In spreading the word about Stronachs in these other regions, what would you like your clients to say about the firm?

It’s not about price, although that’s always in the mix. Stronachs is seen as pragmatic, in that we have a desire to get the job done, and the process shouldn’t drive the whole deal. The firm also has an ability not to risk-manage things to death. There’s nothing more soul-destroying and expensive for a client than seeing lawyers scoring points off each other or arguing about how many angels can dance on the head of a pin. We step back from every debate and ask, ‘Is there any money attached to this, and does it matter?’
This approach comes from the culture Stronachs’ partners have. We’ve done typically private equity and banking work in the past, and the small oil companies we act for are mainly private equity-backed, so we and they both know that whatever it is they’re trying to do commercially, there’s a meter running at 30% IRR in the background and time is of the essence. The companies Stronachs works for are usually prepared to take on additional risk in order to get the deal done faster and get the bigger rewards. Stronachs is not a risk eliminator, but a good risk manager and deal processor – if that’s how our clients introduce and recommend the firm, we’re happy to hear it.
In the 10 year time horizon, where do you want to bring the firm?
Stronachs will be a slightly bigger and better version of what we are currently. Culturally, we’ve got a lot of good things going for us as a firm, with 16 partners who all know each other very well, 100 staff with all of whom I am on a first name basis, and it’s overall a very comfortable business to manage and run. If you try to double or triple that, the firm would lose a lot of what makes it successful. However, Stronachs still aims to serve a bigger and broader client base, do a variety of challenging projects, make a reasonable living, and have fun in the process. All 16 partners are in that frame of mind, and that’s where we want to be. It’s not about a grand plan calling for world domination and being #1.
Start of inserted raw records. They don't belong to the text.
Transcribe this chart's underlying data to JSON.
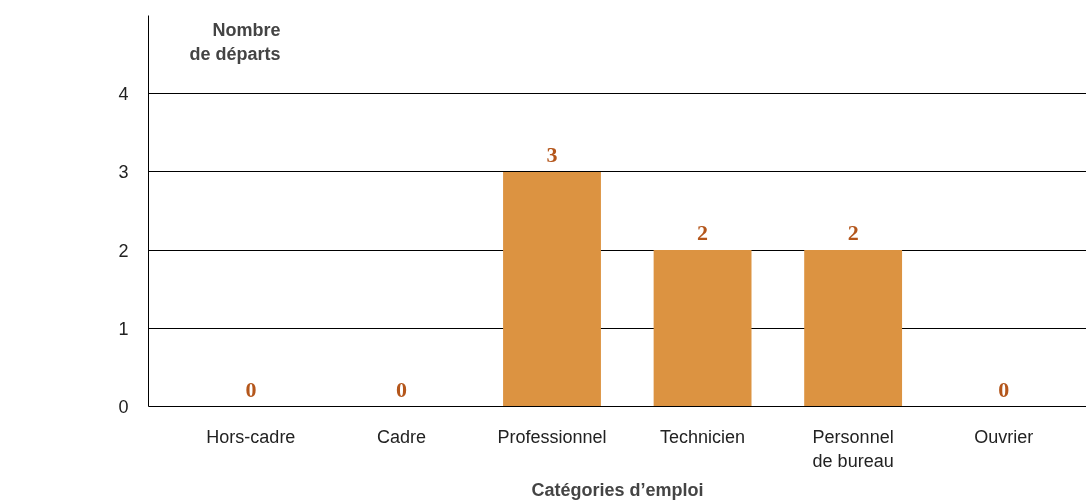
{
  "chart_data": {
    "type": "bar",
    "xlabel": "Catégories d’emploi",
    "ylabel": "Nombre\nde départs",
    "categories": [
      "Hors-cadre",
      "Cadre",
      "Professionnel",
      "Technicien",
      "Personnel\nde bureau",
      "Ouvrier"
    ],
    "values": [
      0,
      0,
      3,
      2,
      2,
      0
    ],
    "color": "#dc9341",
    "ylim": [
      0,
      5
    ],
    "yticks": [
      0,
      1,
      2,
      3,
      4
    ],
    "grid": "y",
    "data_labels": true
  }
}
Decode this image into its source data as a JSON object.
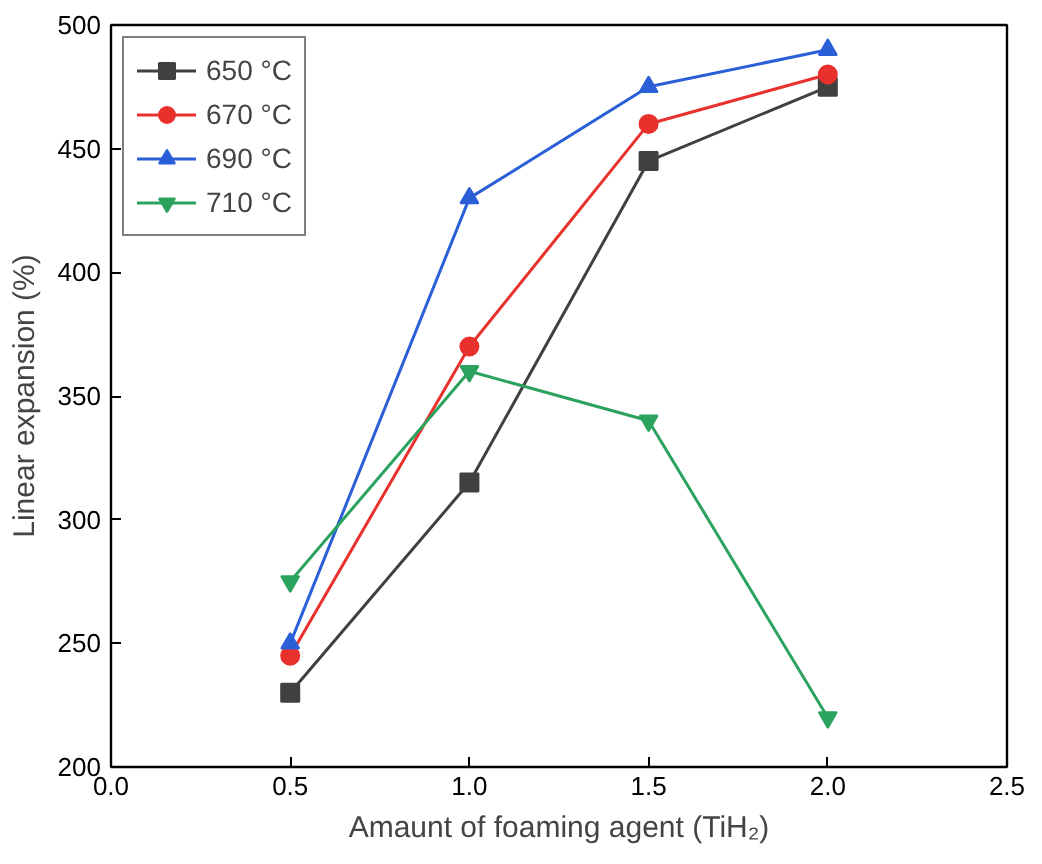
{
  "chart_data": {
    "type": "line",
    "xlabel": "Amaunt of foaming agent (TiH₂)",
    "ylabel": "Linear expansion (%)",
    "x": [
      0.5,
      1.0,
      1.5,
      2.0
    ],
    "series": [
      {
        "name": "650 °C",
        "color": "#404040",
        "marker": "square",
        "values": [
          230,
          315,
          445,
          475
        ]
      },
      {
        "name": "670 °C",
        "color": "#e8312c",
        "marker": "circle",
        "values": [
          245,
          370,
          460,
          480
        ]
      },
      {
        "name": "690 °C",
        "color": "#2a5fd8",
        "marker": "triangle",
        "values": [
          250,
          430,
          475,
          490
        ]
      },
      {
        "name": "710 °C",
        "color": "#2ca25f",
        "marker": "triangle",
        "values": [
          275,
          360,
          340,
          220
        ]
      }
    ],
    "xlim": [
      0.0,
      2.5
    ],
    "xticks": [
      {
        "value": 0.0,
        "label": "0.0"
      },
      {
        "value": 0.5,
        "label": "0.5"
      },
      {
        "value": 1.0,
        "label": "1.0"
      },
      {
        "value": 1.5,
        "label": "1.5"
      },
      {
        "value": 2.0,
        "label": "2.0"
      },
      {
        "value": 2.5,
        "label": "2.5"
      }
    ],
    "ylim": [
      200,
      500
    ],
    "yticks": [
      200,
      250,
      300,
      350,
      400,
      450,
      500
    ],
    "grid": false,
    "legend": "top left",
    "line_style": "solid"
  }
}
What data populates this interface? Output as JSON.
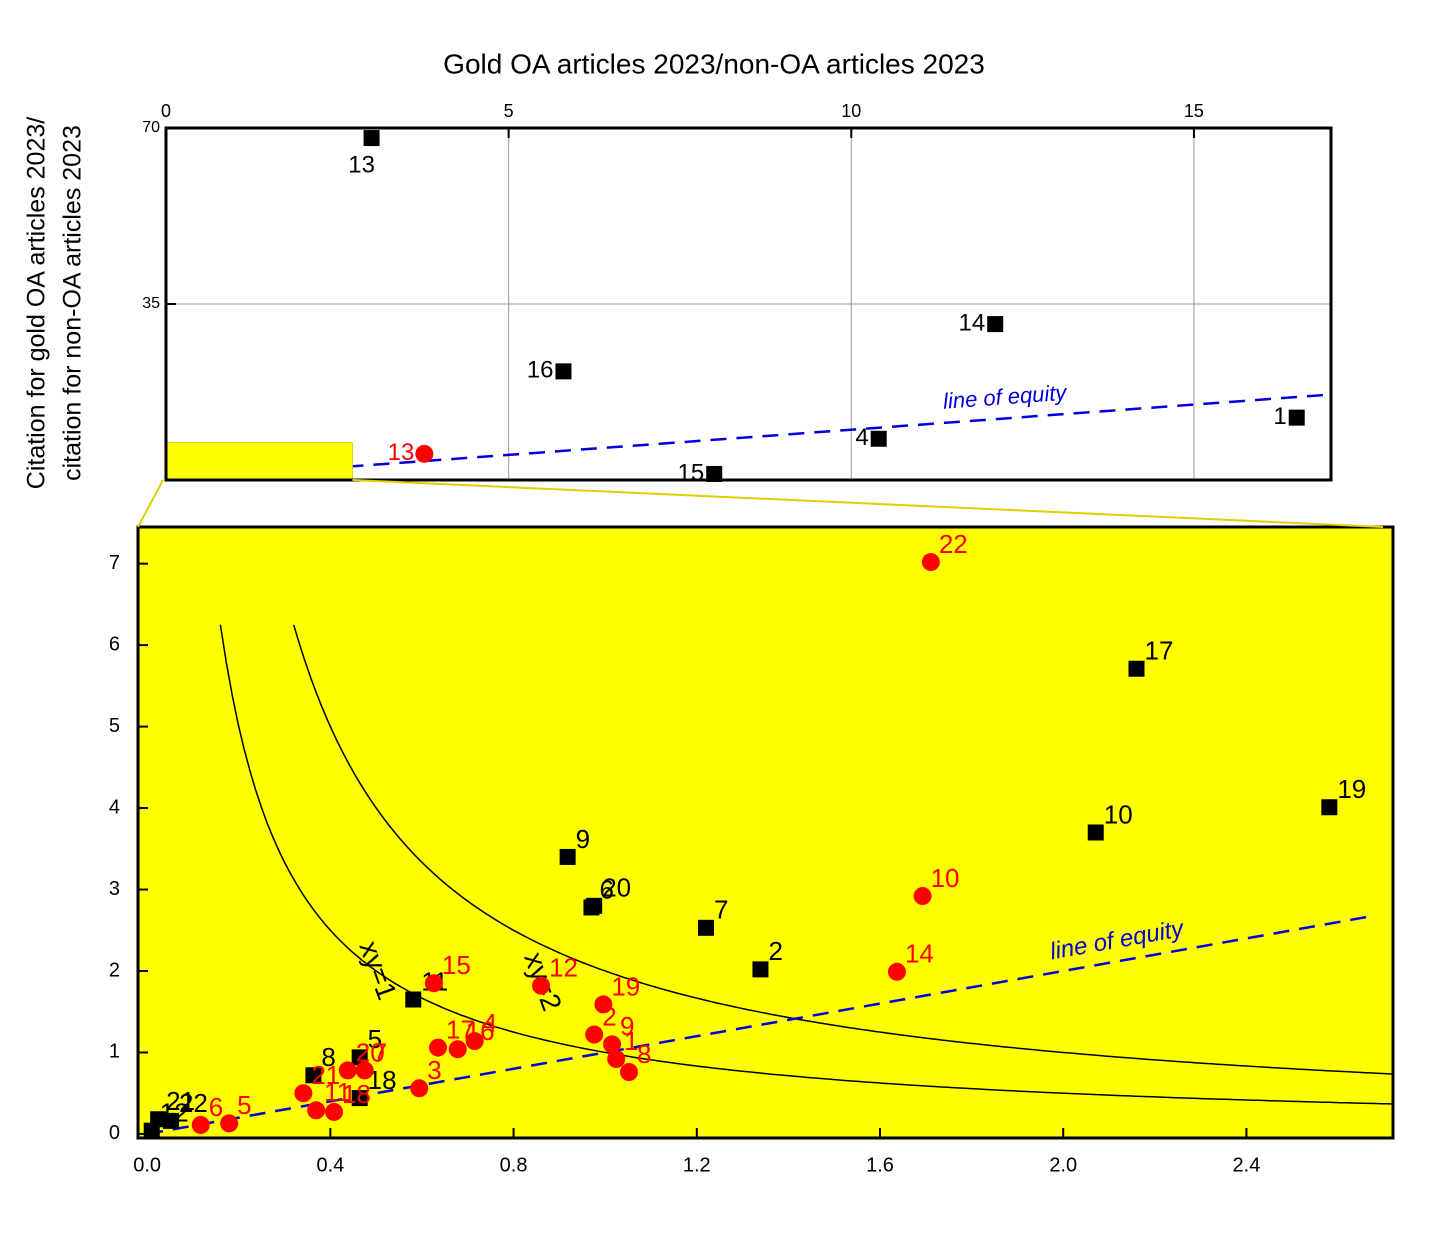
{
  "chart_data": [
    {
      "type": "scatter",
      "title": "Gold OA articles 2023/non-OA articles 2023",
      "y_label": [
        "Citation for gold OA articles 2023/",
        "citation for non-OA articles 2023"
      ],
      "xlim": [
        0,
        17
      ],
      "ylim": [
        0,
        70
      ],
      "xticks": [
        0,
        5,
        10,
        15
      ],
      "yticks": [
        35,
        70
      ],
      "grid": true,
      "reference_line": {
        "label": "line of equity",
        "slope": 1,
        "color": "#0000dd"
      },
      "annotation": "distance",
      "series": [
        {
          "marker": "square",
          "color": "#000000",
          "labels": [
            "13",
            "14",
            "16",
            "1",
            "4",
            "15"
          ],
          "x": [
            3.0,
            12.1,
            5.8,
            16.5,
            10.4,
            8.0
          ],
          "values": [
            68,
            31,
            21.6,
            12.4,
            8.2,
            1.2
          ]
        },
        {
          "marker": "circle",
          "color": "#ff0000",
          "labels": [
            "13"
          ],
          "x": [
            3.77
          ],
          "values": [
            5.2
          ]
        }
      ]
    },
    {
      "type": "scatter",
      "xlim": [
        -0.02,
        2.72
      ],
      "ylim": [
        -0.05,
        7.45
      ],
      "xticks": [
        {
          "value": 0,
          "label": "0.0"
        },
        0.4,
        0.8,
        1.2,
        1.6,
        {
          "value": 2,
          "label": "2.0"
        },
        2.4
      ],
      "yticks": [
        0,
        1,
        2,
        3,
        4,
        5,
        6,
        7
      ],
      "background": "#ffff00",
      "reference_line": {
        "label": "line of equity",
        "slope": 1,
        "color": "#0000dd"
      },
      "curves": [
        {
          "label": "xy=1",
          "k": 1,
          "color": "#000000"
        },
        {
          "label": "xy=2",
          "k": 2,
          "color": "#000000"
        }
      ],
      "series": [
        {
          "marker": "square",
          "color": "#000000",
          "labels": [
            "21",
            "22",
            "12",
            "8",
            "5",
            "18",
            "11",
            "9",
            "20",
            "6",
            "7",
            "2",
            "10",
            "17",
            "19"
          ],
          "x": [
            0.024,
            0.052,
            0.01,
            0.363,
            0.464,
            0.464,
            0.581,
            0.918,
            0.976,
            0.97,
            1.22,
            1.339,
            2.071,
            2.16,
            2.581
          ],
          "values": [
            0.18,
            0.16,
            0.04,
            0.72,
            0.94,
            0.44,
            1.65,
            3.4,
            2.8,
            2.78,
            2.53,
            2.02,
            3.7,
            5.71,
            4.01
          ]
        },
        {
          "marker": "circle",
          "color": "#ff0000",
          "labels": [
            "22",
            "10",
            "14",
            "15",
            "12",
            "19",
            "2",
            "9",
            "1",
            "8",
            "17",
            "16",
            "4",
            "20",
            "7",
            "3",
            "21",
            "11",
            "18",
            "6",
            "5"
          ],
          "x": [
            1.711,
            1.693,
            1.637,
            0.626,
            0.86,
            0.996,
            0.976,
            1.015,
            1.024,
            1.052,
            0.635,
            0.678,
            0.715,
            0.438,
            0.475,
            0.594,
            0.341,
            0.369,
            0.408,
            0.117,
            0.179
          ],
          "values": [
            7.02,
            2.92,
            1.99,
            1.85,
            1.82,
            1.59,
            1.22,
            1.1,
            0.92,
            0.76,
            1.06,
            1.04,
            1.14,
            0.78,
            0.78,
            0.56,
            0.5,
            0.29,
            0.27,
            0.11,
            0.13
          ]
        }
      ]
    }
  ]
}
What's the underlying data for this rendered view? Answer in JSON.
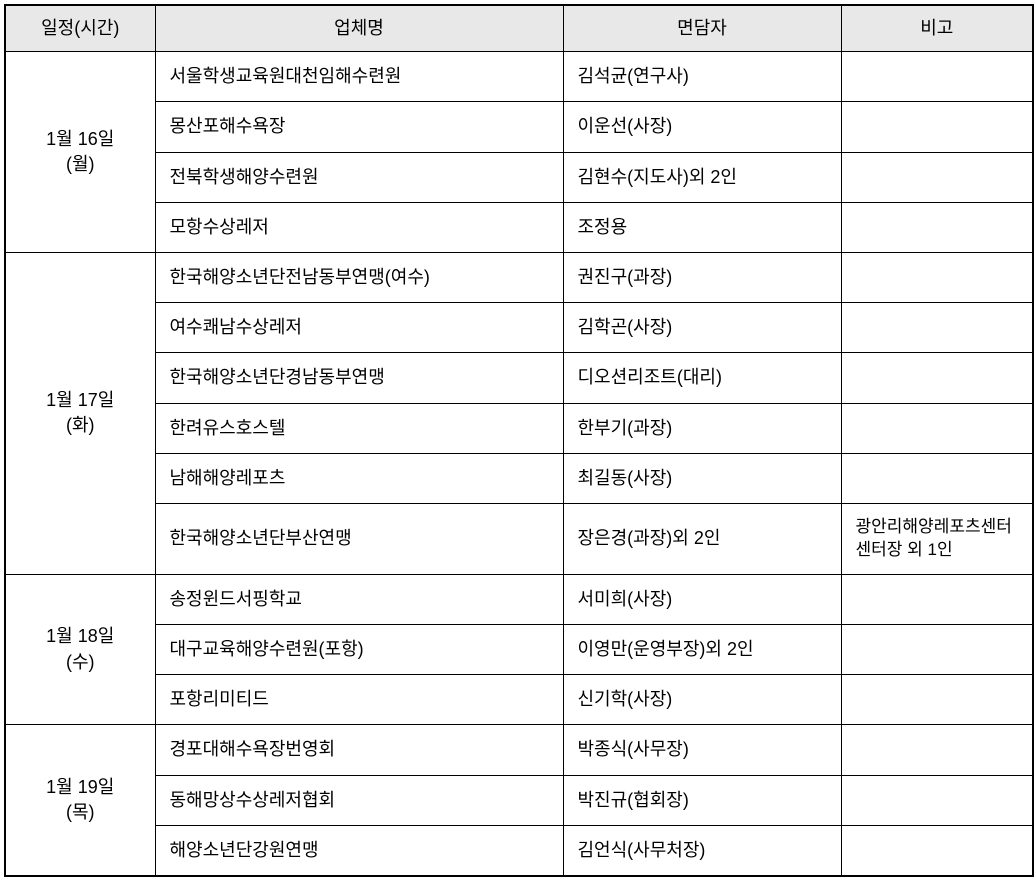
{
  "headers": {
    "schedule": "일정(시간)",
    "company": "업체명",
    "interviewer": "면담자",
    "note": "비고"
  },
  "groups": [
    {
      "schedule_line1": "1월 16일",
      "schedule_line2": "(월)",
      "rows": [
        {
          "company": "서울학생교육원대천임해수련원",
          "interviewer": "김석균(연구사)",
          "note": ""
        },
        {
          "company": "몽산포해수욕장",
          "interviewer": "이운선(사장)",
          "note": ""
        },
        {
          "company": "전북학생해양수련원",
          "interviewer": "김현수(지도사)외 2인",
          "note": ""
        },
        {
          "company": "모항수상레저",
          "interviewer": "조정용",
          "note": ""
        }
      ]
    },
    {
      "schedule_line1": "1월 17일",
      "schedule_line2": "(화)",
      "rows": [
        {
          "company": "한국해양소년단전남동부연맹(여수)",
          "interviewer": "권진구(과장)",
          "note": ""
        },
        {
          "company": "여수쾌남수상레저",
          "interviewer": "김학곤(사장)",
          "note": ""
        },
        {
          "company": "한국해양소년단경남동부연맹",
          "interviewer": "디오션리조트(대리)",
          "note": ""
        },
        {
          "company": "한려유스호스텔",
          "interviewer": "한부기(과장)",
          "note": ""
        },
        {
          "company": "남해해양레포츠",
          "interviewer": "최길동(사장)",
          "note": ""
        },
        {
          "company": "한국해양소년단부산연맹",
          "interviewer": "장은경(과장)외 2인",
          "note": "광안리해양레포츠센터 센터장 외 1인"
        }
      ]
    },
    {
      "schedule_line1": "1월 18일",
      "schedule_line2": "(수)",
      "rows": [
        {
          "company": "송정윈드서핑학교",
          "interviewer": "서미희(사장)",
          "note": ""
        },
        {
          "company": "대구교육해양수련원(포항)",
          "interviewer": "이영만(운영부장)외 2인",
          "note": ""
        },
        {
          "company": "포항리미티드",
          "interviewer": "신기학(사장)",
          "note": ""
        }
      ]
    },
    {
      "schedule_line1": "1월 19일",
      "schedule_line2": "(목)",
      "rows": [
        {
          "company": "경포대해수욕장번영회",
          "interviewer": "박종식(사무장)",
          "note": ""
        },
        {
          "company": "동해망상수상레저협회",
          "interviewer": "박진규(협회장)",
          "note": ""
        },
        {
          "company": "해양소년단강원연맹",
          "interviewer": "김언식(사무처장)",
          "note": ""
        }
      ]
    }
  ]
}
What is your final message to OGFJ readers and what they can expect to see from Stronachs internationally?

To our existing client base we are helping to internationalize, it will just be more of the same: helping them raise money and acquire assets in the UK is exactly the same process overseas. With the network of lawyers to ensure compliance overseas, they get the same Stronachs experience of pragmatism and commercial dynamism that gets the job done, and someone managing the complexity of the local legal process.
For other potential clients, they should come and have a chat about what Stronachs can do for them. The firm has bought and sold close to 100 assets in the UKCS in the last few years, and there’s hardly a bit of the North Sea map we haven’t had a look at. Stronachs has a tremendous amount of know-how about how the transportation systems work, who owns what, the dynamics of particular partnerships, and what the parameters are in the UK with regard to what’s a reasonable deal to do and what’s simply beyond the pale or unachievable. Every market is just a bit different, and while Stronachs has expertise in the UK market, and whilst we may not be experts in the West African oil and gas market, we don’t need to be to advise our clients – we are experts in moving money around, liaising with local lawyers, contract drafting, and the practicalities of getting deals done. That’s what Stronachs is about.